We weighed anchor in order to make the roads and port of Baltimore: as we approached, the waters grew narrow; they were smooth and motionless; we appeared to be ascending a lazy stream lined with avenues. Baltimore presented itself to us as though at the further end of a lake. Opposite the town rose a wooded hill, at the foot of which they were commencing to build. We moored alongside the quay. I slept on board and did not go on shore till the next day. I went to stay at the inn with my luggage; the seminarists retired to the establishment prepared for them, whence they have since dispersed over America.
What became of François Tulloch? The following letter was handed to me in London on the 12th of April 1822:
"Thirty years have elapsed, my dear viscount, since the 'epoch' of our journey to Baltimore, and it is very doubtful whether you will remember as much as my name; but if I may judge from the feelings of my heart, which has always been loyal and true to you, this is not so, and I flatter myself that you would not be displeased to see me again. Although we are living almost opposite each other (as you will see by the date of this letter), I am only too well aware how many things separate us. But should you show the smallest wish to see me, I shall be eager to prove to you, in so far as I can, that I am ever, as I always have been, your faithful and devoted,
Francis Tulloch.
"P.S.—The distinguished rank which you have won and which you have earned by so many claims has not escaped me; but the memory of the Chevalier de Chateaubriand is so dear to me that I cannot write to you (this time, at least) as Ambassador, &c., &c. So pardon the style for the sake of our old alliance.
"30 Portland Place,
Friday, 12 April."
And so Tulloch was in London; he did not become a priest; he is married; his romance ended as did mine.

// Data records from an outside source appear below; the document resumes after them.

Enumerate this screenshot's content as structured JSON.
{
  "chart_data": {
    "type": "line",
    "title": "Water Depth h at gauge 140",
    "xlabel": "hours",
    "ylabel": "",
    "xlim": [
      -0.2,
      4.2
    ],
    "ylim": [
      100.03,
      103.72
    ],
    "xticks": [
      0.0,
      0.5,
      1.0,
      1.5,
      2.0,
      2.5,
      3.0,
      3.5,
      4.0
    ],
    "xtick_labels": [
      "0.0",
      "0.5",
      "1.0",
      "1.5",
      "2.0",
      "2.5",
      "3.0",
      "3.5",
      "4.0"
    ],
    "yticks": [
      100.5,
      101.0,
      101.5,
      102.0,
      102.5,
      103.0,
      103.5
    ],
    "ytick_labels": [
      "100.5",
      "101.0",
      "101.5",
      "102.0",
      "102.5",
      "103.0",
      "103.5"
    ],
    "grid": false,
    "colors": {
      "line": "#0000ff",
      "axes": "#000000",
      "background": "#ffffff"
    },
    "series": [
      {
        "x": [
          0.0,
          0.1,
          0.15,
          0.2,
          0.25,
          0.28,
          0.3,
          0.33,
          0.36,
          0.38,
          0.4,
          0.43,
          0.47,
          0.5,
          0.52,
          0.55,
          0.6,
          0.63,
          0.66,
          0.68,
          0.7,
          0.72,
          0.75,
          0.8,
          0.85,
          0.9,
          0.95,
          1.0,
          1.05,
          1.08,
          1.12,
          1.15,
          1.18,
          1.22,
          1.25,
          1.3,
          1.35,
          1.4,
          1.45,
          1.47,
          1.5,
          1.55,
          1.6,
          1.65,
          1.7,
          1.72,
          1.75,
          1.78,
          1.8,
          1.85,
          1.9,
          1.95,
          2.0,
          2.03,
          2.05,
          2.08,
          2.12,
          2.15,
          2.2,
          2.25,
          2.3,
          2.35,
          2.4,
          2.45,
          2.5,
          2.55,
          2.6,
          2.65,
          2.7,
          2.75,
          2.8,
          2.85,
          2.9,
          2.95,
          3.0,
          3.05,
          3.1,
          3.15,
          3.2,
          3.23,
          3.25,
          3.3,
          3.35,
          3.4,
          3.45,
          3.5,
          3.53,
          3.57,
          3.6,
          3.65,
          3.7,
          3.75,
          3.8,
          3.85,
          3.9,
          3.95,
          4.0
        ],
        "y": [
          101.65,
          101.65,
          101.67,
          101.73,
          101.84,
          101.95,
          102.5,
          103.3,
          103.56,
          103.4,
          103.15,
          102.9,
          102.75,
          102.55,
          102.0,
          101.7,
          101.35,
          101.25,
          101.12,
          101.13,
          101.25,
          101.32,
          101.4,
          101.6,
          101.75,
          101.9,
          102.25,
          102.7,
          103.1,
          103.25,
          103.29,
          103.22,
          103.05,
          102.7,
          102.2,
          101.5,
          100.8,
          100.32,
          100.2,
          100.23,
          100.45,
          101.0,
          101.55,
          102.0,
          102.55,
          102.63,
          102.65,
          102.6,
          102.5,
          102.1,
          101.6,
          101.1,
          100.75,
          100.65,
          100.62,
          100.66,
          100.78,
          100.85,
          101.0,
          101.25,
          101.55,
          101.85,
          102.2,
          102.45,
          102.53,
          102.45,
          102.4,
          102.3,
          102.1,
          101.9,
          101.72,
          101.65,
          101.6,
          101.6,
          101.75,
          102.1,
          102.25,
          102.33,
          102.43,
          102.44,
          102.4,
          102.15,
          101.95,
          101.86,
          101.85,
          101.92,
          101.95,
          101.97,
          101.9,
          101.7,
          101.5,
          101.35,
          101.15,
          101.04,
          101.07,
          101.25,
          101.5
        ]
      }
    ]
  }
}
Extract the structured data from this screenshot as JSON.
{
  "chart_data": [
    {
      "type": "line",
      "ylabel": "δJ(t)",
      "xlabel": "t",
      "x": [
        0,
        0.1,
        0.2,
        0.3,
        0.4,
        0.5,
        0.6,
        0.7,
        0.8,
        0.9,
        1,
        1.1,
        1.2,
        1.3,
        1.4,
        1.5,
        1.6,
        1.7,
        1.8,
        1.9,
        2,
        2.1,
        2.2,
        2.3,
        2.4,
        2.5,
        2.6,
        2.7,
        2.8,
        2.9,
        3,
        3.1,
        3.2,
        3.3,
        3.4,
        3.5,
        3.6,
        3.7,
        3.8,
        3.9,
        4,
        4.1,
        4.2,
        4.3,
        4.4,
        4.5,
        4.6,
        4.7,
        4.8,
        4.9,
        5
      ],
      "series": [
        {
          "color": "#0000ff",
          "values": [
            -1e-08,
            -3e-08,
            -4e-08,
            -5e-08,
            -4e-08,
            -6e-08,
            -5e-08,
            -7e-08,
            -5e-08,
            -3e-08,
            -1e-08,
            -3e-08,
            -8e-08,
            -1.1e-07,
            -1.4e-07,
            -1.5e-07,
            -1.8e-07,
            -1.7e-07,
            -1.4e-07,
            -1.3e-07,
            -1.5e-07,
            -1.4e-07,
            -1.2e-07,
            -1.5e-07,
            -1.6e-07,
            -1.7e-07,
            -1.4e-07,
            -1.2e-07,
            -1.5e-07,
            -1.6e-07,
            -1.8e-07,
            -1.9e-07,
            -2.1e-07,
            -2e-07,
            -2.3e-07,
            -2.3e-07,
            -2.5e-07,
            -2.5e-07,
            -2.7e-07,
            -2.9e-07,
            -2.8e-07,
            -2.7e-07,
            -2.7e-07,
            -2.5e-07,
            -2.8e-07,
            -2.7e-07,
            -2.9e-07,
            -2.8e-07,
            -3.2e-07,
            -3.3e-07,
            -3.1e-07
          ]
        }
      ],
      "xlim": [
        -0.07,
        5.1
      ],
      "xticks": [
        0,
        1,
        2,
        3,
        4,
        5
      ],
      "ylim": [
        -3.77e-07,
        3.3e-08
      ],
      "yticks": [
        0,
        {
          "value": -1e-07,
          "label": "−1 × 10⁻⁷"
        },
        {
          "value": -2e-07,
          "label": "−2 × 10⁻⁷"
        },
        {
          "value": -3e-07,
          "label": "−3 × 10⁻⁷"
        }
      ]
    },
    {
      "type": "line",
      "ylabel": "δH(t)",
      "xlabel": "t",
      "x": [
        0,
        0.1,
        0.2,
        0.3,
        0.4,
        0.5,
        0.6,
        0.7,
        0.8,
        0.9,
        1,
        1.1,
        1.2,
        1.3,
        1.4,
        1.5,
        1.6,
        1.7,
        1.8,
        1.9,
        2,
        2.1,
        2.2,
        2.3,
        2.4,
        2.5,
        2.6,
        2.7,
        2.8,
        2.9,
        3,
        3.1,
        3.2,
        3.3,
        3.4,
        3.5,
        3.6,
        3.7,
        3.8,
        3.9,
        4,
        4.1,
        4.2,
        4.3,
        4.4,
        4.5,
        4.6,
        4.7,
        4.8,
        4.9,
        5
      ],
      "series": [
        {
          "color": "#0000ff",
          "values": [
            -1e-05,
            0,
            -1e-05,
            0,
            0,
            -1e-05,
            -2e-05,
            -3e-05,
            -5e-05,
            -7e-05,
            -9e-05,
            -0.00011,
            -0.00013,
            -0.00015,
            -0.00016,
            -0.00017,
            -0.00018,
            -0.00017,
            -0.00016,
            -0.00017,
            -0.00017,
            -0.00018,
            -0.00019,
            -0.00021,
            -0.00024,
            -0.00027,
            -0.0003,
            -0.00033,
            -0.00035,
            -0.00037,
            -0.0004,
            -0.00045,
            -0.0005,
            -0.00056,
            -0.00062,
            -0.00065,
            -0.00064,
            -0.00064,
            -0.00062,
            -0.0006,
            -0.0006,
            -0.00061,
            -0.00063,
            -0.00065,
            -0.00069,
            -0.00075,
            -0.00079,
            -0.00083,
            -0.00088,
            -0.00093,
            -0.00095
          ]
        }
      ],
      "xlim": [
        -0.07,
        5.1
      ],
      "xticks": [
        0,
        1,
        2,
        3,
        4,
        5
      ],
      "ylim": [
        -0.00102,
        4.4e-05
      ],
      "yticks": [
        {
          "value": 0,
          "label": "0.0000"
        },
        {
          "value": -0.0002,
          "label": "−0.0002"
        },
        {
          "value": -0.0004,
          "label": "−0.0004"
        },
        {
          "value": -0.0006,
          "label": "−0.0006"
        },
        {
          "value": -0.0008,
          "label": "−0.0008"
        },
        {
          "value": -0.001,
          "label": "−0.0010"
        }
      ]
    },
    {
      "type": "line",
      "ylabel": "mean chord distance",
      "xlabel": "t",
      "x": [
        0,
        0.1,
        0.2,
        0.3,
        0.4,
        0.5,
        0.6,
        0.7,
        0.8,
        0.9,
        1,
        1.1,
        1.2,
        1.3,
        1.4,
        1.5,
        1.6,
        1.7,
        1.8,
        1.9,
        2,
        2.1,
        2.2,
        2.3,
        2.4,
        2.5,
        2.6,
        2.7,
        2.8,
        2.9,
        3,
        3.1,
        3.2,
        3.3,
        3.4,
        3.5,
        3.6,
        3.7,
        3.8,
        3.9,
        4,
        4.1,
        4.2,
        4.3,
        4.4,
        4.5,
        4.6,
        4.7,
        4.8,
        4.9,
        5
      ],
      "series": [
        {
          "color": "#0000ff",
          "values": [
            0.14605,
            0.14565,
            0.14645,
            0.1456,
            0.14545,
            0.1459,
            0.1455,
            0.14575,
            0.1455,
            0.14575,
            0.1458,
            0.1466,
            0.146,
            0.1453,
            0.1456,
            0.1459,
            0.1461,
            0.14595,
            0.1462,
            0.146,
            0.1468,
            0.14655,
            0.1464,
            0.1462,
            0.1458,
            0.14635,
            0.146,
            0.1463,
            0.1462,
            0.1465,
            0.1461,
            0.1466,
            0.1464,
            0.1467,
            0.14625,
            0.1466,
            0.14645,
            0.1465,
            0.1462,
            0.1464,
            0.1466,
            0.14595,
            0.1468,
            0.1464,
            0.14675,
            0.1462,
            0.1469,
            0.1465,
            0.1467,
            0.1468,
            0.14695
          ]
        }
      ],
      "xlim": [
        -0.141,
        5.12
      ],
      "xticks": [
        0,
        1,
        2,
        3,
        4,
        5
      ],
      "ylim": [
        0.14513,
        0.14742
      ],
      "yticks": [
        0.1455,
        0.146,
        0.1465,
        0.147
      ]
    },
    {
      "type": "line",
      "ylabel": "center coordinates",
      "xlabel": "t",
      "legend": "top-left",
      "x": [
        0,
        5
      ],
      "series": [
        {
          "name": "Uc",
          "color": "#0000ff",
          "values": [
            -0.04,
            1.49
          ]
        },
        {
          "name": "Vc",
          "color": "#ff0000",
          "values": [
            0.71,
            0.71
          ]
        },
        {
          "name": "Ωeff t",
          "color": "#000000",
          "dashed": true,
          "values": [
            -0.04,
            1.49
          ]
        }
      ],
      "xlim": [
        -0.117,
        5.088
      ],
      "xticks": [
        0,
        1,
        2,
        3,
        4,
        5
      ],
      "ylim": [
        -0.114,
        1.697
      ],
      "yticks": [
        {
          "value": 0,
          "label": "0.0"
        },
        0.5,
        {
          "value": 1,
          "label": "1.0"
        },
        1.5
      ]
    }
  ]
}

This letter testifies to the truthfulness of my Memoirs and the faithfulness of my recollections. Who would have given evidence of the "alliance" and "friendship" formed thirty years ago upon the sea, if the other contracting party had not appeared upon the scene? And what a sad and retrogressive perspective this letter unfolds before me! Tulloch, in 1822, was again living in the same city as myself, in the same street; the door of his house was opposite mine, as when we met on the same ship, upon the same deck, cabin facing cabin. How many of my other friends I shall never meet again! Every night, on retiring to rest, a man can count his losses: there is naught save his years that does not leave him, although these pass; when he reviews them and calls their numbers, they reply, "Here!" Not one but answers the roll-call.
*
Baltimore, like all the other capitals of the United States, had not the dimensions which it now possesses: it was a pretty little Catholic town, neat and lively, with customs and a society closely resembling the customs and society of Europe. I paid the captain my passage-money and gave him a farewell dinner. I booked my seat in the stage-coach which ran three times a week to Pennsylvania. I climbed up to it at four o'clock in the morning, and found myself rolling along the high-roads of the New World.